Here are three facts about a river that has itself wreaked no havoc on humanity but has suddenly become the water body no one wants to bathe in.
1. EBOLA RIVER IS NOT RESPONSIBLE FOR EBOLA VIRUS
Since the outbreak of Ebola in August 1976, much scientific work has gone into combating the virus and consequently the disease. But little has been written or said about the river, and this is no coincidence. It is because Ebola River is not responsible for the outbreak of the virus.
There are five Ebola strains, each having a different degree of fatality and breaking out at different locations of the world where the river is absent.
2. EBOLA RIVER IS A VICTIM OF EBOLA VIRUS
When we speak of Ebola, we often consider humans and some primates as the victims. But the ignominy that Ebola River now personifies has shown that victims of the disease are more than humans and animals.
Ebola River has a length of about 225km, making it a very potent player in the economic lifestyle of its immediate community before August 1976. It had an enviable tourist value, and it enhanced aquamarine activities in the region.
However, the river became ill-fated after the deaths of Mabalo Lokela, a school headmaster and the first-ever victim of the virus, and the Belgian nun who got the attention of Belgian doctor Peter Piot (the man who discovered the virus).
Mabalo was on a tour with a small group from Yambuku Mission when he contracted the disease. The first identified case was discovered at Yambuku, about 96km away from Ebola River. Perhaps the disease could have been named Yambuku Virus Disease, but it was named after the river, whose only ‘offence’ was to be on the map of the Democratic Republic of Congo when Peter Piot and his team were looking for a river.
Piot and his colleagues had learned a lot about the virus in Yambuku, but didn’t have a name for it.
“We didn’t want to name it after the village, Yambuku, because it’s so stigmatising,” Piot would later tell the BBC.
“You don’t want to be associated with that.”
The team decided to name the virus after a river. They had a map of Congo, and the closest river they could see was the unfortunate Ebola River. And so the river got the name, infamy and stigma. A victim indeed!
3. EBOLA RIVER MORE THAN JUST EBOLA!
Hardly is there anyone familiar with EVD who doesn’t know that it was named after the Ebola River, but that is almost all an average person knows about the river.
Very few know that the river, located in the northern part of the Democratic Republic of the Congo, is the headstream of the Mongala River, which is connected to Congo River – the deepest river in the World with a depth of 220m.
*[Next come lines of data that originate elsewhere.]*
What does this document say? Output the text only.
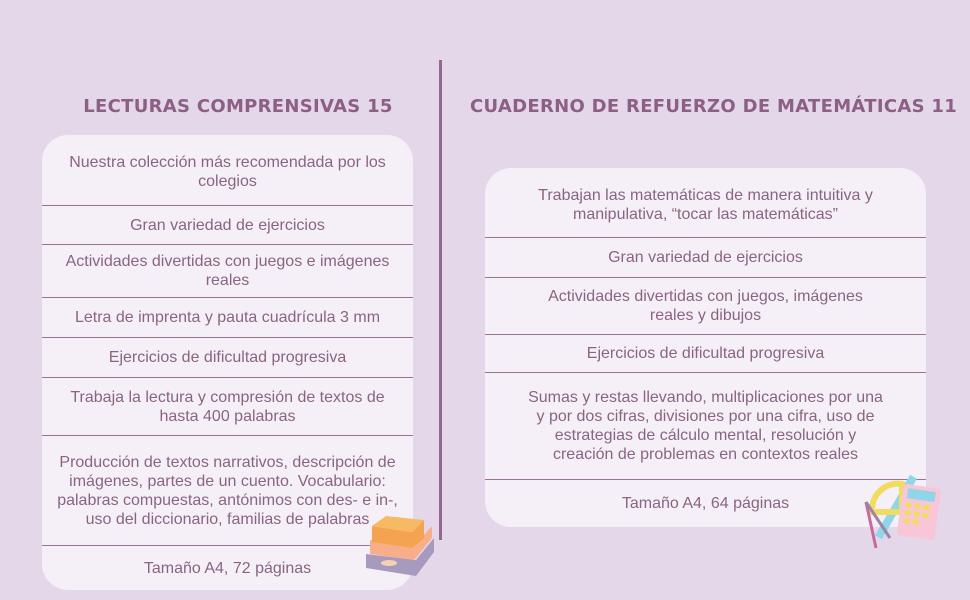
LECTURAS COMPRENSIVAS 15	CUADERNO DE REFUERZO DE MATEMÁTICAS 11
Nuestra colección más recomendada por los colegios
Gran variedad de ejercicios
Actividades divertidas con juegos e imágenes reales
Letra de imprenta y pauta cuadrícula 3 mm
Ejercicios de dificultad progresiva
Trabaja la lectura y compresión de textos de hasta 400 palabras
Producción de textos narrativos, descripción de imágenes, partes de un cuento. Vocabulario: palabras compuestas, antónimos con des- e in-, uso del diccionario, familias de palabras
Tamaño A4, 72 páginas
Trabajan las matemáticas de manera intuitiva y manipulativa, “tocar las matemáticas”
Gran variedad de ejercicios
Actividades divertidas con juegos, imágenes reales y dibujos
Ejercicios de dificultad progresiva
Sumas y restas llevando, multiplicaciones por una y por dos cifras, divisiones por una cifra, uso de estrategias de cálculo mental, resolución y creación de problemas en contextos reales
Tamaño A4, 64 páginas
Ebola River discharges into this river, which flows as the 9th longest river in the World, and second in Africa only to River Nile.
Ebola River also flows into the Atlantic Ocean, as the Congo river, which it discharges into, flows into Democratic Republic of Congo, Central African Republic (CAR), Angola, Republic of Congo, Tanzania, Cameroon, Zambia, Burundi, Rwanda and – finally – into the Atlantic ocean.